"Desert Drop": Mystery Writer Rex Kusler Keeps Himself Guessing
Guest post by Rex Kusler, author of the Las Vegas Mystery series.
When I started writing the Las Vegas Mystery series, I had no idea where the characters would lead me or which category the books would fit into. My goal was to act as an impartial reporter, allowing the characters and their actions to dictate the storyline as it developed. I never knew in advance who the killers were, what anyone in the story would do, or how events would play out. And some of the characters wound up doing things average people wouldn’t even consider—such as committing murder.
The protagonist, Jim Snow, is a former Las Vegas homicide detective in a midlife crisis. He tried playing poker full-time, but that didn’t work out—and he wasn’t sure what he wanted to do next. He could probably get back on the force, but instead he decided to just take it easy and drink a lot of beer.

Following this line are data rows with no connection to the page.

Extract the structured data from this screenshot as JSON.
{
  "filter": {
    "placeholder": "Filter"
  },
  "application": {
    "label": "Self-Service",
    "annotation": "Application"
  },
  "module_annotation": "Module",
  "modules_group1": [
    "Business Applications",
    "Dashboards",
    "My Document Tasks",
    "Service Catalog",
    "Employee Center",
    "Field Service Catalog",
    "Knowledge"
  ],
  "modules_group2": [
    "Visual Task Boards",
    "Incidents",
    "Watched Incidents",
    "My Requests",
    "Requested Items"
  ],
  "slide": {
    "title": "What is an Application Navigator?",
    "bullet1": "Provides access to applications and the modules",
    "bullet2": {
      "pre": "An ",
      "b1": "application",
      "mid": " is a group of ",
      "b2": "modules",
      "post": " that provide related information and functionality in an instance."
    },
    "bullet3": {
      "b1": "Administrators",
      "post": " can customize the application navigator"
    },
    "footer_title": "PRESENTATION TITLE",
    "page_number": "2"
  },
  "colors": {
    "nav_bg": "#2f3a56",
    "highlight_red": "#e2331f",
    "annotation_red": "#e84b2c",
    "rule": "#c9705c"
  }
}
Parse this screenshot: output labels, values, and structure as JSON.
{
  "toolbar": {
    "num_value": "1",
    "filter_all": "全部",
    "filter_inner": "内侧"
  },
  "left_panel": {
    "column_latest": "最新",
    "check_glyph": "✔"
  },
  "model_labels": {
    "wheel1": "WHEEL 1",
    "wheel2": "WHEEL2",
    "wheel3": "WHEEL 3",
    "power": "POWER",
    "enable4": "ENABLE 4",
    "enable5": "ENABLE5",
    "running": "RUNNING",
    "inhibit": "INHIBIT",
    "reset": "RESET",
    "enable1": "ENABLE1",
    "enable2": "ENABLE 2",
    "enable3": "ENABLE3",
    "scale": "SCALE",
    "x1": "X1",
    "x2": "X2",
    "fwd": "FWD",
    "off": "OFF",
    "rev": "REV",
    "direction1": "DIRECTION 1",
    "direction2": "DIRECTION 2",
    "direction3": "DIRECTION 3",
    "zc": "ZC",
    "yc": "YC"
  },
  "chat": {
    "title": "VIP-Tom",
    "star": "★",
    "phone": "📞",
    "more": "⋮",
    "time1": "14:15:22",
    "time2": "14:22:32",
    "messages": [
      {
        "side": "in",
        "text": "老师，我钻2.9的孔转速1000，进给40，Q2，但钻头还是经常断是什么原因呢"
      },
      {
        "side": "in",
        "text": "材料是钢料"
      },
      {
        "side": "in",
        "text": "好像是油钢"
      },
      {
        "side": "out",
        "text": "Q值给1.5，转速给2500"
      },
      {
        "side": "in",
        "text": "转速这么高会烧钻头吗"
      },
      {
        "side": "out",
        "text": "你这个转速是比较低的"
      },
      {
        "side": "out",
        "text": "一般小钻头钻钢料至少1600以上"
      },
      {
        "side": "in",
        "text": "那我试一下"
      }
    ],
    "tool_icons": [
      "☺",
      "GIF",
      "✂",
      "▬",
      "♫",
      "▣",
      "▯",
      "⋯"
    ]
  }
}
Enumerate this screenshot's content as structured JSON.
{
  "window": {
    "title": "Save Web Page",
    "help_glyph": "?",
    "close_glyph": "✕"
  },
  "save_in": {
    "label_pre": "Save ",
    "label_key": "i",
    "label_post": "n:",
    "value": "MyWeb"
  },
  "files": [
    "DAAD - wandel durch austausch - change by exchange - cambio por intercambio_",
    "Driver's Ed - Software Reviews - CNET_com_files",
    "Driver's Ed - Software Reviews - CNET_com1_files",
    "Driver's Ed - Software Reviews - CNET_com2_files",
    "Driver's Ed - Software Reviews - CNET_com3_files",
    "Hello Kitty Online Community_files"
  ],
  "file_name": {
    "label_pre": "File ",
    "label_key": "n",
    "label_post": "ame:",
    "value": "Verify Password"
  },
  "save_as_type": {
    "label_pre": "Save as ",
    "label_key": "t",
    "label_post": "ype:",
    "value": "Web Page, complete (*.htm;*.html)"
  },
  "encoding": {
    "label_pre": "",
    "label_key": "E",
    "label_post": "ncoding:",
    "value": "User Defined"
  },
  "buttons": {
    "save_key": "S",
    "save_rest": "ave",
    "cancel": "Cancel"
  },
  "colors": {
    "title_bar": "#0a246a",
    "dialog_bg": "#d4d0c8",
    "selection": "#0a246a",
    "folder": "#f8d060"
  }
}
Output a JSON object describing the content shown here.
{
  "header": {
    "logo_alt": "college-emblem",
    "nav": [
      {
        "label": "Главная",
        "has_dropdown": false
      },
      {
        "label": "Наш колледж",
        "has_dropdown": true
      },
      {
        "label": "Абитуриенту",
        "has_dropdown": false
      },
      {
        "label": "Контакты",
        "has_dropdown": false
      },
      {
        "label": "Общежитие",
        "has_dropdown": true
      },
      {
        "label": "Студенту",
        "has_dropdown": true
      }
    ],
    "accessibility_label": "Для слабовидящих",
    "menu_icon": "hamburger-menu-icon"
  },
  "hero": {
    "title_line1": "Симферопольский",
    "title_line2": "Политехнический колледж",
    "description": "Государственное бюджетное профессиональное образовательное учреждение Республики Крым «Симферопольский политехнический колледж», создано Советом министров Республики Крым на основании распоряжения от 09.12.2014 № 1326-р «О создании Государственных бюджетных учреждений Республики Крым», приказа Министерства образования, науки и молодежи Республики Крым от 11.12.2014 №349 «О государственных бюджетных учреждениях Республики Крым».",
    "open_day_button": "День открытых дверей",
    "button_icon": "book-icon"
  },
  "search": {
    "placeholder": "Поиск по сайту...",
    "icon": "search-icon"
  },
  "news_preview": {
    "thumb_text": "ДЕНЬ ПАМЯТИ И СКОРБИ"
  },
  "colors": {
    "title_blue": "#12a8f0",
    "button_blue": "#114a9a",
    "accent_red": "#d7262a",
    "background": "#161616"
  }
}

In the beginning of Snow’s investigation of his brother-in-law’s murder, in Punctured, he meets Alice James. She’s a homicide detective partnered with a guy whose ambition is to keep his female junior partner in her place. But Alice isn’t satisfied being just another tagalong detective. She aspires to start her own agency, and eventually she convinces Jim join her.
Alice James is the opposite of Jim Snow. While Jim has never had it very tough—he’s a fairly bright white guy with enough charisma to climb the ladder easily in law enforcement—Alice, a black woman, has had to struggle to achieve all her success.
Despite intermittent conflict between the two detectives, a mutual fondness develops. After hearing about Alice’s estranged birth father, Jim orchestrates a reconciliation. In Desert Drop, the third and newest installment in the Las Vegas series, events take a tragic turn for the worse: Alice and Jim are compelled to launch their own investigation, following a twisted trail of leads from Las Vegas to Silicon Valley and back again and meeting a cast of bizarre characters, many of whom could have been involved in the crime.
In all three books in the Las Vegas series, I had a vague idea in the beginning who the murderers might be. But I always guessed wrong.